Es una verdad indiscutible la que esbozó Cristina Kirchner hace unos días: el poder no es es una banda y un bastón. En todos los órdenes de la vida, el poder es una costrucción abarcativa que requiere legitimidad y respaldo, al menos de un entorno sólido, requiere que las decisiones estratégicas del poderoso se ejecuten o al menos haya un grupo dispuesto a llevarlas a cabo.

Un cargo, un símbolo, no son poder, la vicepresidenta lo sabe y lo explica. Lo vivió con su marido Néstor Kirchner en 2003, cuando llegó con el 22% de los votos y el poder, estaba en manos de quien lo seleccionó como candidato: Eduardo Duhalde. Los Kirchner construyeron su poder, con capacidad y especialmente con decisión.

Alberto Fernández no construyó. Tuvo la ocasión, cuando la pandemia y el manejo inicial de la misma, le otorgaban el 80% de imagen positiva, era el momento de elaborar una construcción relámpago que lo sustentara luego de la crisis sanitaria, pero se le venció el plazo, tiempos en que Cristina, por ejemplo, guardaba silencio.

El presidente llegó al cargo sin poder. Su contribución electoral a la sumatoria de votos del Frente de Todos fue ínfima, por lo cual su dependencia de los sectores electoralmente potentes de dicha alianza, era absoluta.

Cuando Andrés Larroque dice que Fernández "rompió el contrato electoral", lo que dice es que el presidente se desmarcó de la pautas y condiciones aceptadas por el propio Alberto, que determinaron que Cristina decidiera ofrecerle la postulación. Y si esto es así, es lógico que el presidente debió prever el alejamiento del sector que lo llevó al poder.

Ahora bien. Esa jugada puede ser una estrategia y estaría bien desde el estricto punto de vista del juego de poder, si tuviese donde recostarse, si hubiera construido una base desde la cual disputarle al kirchnerismo, como este movimiento hizo en su momento para destronar al duhaldismo. 

Pero eso jamás ocurrió. Alberto asienta su respaldo político en el llamado Grupo Callao, unos pocos dirigentes de reducida experiencia y menos influencia política, y otros cuatro o cinco seguidores que ahora son ministros o funcionarios de altos cargos.
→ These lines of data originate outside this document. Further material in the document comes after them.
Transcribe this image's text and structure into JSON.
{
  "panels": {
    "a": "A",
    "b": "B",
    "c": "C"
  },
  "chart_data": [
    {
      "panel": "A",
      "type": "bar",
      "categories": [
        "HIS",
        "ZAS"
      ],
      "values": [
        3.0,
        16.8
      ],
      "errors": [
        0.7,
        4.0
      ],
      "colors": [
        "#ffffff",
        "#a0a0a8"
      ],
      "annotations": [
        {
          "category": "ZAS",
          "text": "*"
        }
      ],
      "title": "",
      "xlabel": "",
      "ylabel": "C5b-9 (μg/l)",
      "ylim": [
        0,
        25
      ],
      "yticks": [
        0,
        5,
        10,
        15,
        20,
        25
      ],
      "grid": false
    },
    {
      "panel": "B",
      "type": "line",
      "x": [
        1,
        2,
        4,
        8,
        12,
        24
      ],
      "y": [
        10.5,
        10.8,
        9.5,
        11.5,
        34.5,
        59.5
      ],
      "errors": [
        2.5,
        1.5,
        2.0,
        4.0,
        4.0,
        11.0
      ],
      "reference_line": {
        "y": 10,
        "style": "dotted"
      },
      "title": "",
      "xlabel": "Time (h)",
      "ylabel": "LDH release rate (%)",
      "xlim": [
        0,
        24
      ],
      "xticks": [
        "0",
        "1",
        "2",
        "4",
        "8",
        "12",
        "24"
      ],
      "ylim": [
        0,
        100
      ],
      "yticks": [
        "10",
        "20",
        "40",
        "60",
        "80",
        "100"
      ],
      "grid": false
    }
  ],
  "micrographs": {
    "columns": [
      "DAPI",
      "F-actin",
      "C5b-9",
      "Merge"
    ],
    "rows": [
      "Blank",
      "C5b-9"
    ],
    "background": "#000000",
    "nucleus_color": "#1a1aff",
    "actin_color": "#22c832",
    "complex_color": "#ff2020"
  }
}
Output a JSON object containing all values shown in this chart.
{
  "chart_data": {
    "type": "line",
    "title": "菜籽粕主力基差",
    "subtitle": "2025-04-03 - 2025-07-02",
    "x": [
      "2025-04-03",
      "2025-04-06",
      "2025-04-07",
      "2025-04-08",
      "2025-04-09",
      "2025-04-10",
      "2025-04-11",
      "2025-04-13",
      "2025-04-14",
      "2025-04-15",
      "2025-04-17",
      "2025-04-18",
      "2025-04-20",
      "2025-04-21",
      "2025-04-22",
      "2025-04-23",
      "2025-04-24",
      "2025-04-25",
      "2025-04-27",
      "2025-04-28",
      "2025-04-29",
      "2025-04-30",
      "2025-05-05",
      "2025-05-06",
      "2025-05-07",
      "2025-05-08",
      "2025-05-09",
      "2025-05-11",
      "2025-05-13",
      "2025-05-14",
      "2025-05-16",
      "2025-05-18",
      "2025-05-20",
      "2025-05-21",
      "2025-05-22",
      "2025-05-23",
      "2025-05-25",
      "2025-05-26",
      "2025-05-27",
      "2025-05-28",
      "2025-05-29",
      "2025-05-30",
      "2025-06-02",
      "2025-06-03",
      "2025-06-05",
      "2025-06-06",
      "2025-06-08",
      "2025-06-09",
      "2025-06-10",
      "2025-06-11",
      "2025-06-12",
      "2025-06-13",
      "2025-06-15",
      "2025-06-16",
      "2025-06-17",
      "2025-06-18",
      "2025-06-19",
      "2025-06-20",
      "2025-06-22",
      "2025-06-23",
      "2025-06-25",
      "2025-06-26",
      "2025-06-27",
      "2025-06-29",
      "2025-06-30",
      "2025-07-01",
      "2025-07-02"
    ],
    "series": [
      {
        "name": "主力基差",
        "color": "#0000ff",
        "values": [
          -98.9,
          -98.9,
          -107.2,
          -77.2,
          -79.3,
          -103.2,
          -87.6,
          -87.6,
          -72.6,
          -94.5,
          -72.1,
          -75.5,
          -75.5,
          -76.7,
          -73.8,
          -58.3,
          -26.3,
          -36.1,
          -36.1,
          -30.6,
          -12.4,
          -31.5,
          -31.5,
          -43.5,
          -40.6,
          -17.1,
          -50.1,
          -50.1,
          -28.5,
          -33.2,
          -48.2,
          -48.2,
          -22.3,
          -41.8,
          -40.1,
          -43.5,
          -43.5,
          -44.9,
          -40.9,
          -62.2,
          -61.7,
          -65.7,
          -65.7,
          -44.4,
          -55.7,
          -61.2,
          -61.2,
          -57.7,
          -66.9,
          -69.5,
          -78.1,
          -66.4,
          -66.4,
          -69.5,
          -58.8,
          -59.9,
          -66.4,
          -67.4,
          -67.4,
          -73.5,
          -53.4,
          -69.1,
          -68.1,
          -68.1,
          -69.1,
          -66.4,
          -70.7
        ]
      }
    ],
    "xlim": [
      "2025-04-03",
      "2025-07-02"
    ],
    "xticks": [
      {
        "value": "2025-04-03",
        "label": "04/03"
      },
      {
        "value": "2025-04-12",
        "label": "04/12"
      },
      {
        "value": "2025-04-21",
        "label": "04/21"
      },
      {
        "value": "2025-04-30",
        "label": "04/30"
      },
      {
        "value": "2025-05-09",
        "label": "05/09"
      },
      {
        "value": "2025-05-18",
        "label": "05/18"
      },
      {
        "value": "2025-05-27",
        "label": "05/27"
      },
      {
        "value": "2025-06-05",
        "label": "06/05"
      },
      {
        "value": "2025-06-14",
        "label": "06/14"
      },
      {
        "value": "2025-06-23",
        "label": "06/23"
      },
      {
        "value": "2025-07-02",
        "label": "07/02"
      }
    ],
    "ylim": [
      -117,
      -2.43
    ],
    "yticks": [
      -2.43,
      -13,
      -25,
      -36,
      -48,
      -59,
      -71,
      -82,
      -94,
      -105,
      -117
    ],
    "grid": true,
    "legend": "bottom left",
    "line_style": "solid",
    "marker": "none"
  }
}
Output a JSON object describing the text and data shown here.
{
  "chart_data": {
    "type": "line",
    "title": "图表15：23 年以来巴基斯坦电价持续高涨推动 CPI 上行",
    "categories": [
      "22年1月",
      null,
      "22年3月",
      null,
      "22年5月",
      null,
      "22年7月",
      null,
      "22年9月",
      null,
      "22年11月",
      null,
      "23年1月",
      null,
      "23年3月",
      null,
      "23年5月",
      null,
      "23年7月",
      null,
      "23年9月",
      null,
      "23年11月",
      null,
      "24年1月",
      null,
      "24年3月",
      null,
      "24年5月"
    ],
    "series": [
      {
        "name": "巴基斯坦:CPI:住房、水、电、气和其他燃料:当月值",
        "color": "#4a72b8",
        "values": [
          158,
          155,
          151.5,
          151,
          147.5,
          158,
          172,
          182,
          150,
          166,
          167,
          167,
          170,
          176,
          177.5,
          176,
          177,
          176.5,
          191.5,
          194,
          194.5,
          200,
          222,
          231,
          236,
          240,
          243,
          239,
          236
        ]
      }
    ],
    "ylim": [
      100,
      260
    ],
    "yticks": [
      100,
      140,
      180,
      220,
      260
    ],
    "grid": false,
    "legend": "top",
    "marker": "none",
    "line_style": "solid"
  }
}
Y estos últimos, son los mismos funcionarios que hoy lo critican severamente hacia adentro, por no "ponerse los pantalones". Es decir, su propia gente quiere ir a la batalla, incluso estando esta perdida, como los 300 del espartano Leónidas, pero Leónidas en este caso, rehuye el combate.

Esto lo conduce al camino del emitaño, el que parece ambicionar la soledad, repeliendo a extraños pero también a propios, un combatiente pacifista, un boxeador manco. 

Zaratustra en su soledad, analiza los vericuetos mas recónditos del hombre, los interpreta, profundiza y postula la muerte de Dios. La soledad de Alberto es un tanto menos profunda y todo indica que su legado, será bastante mas pobre.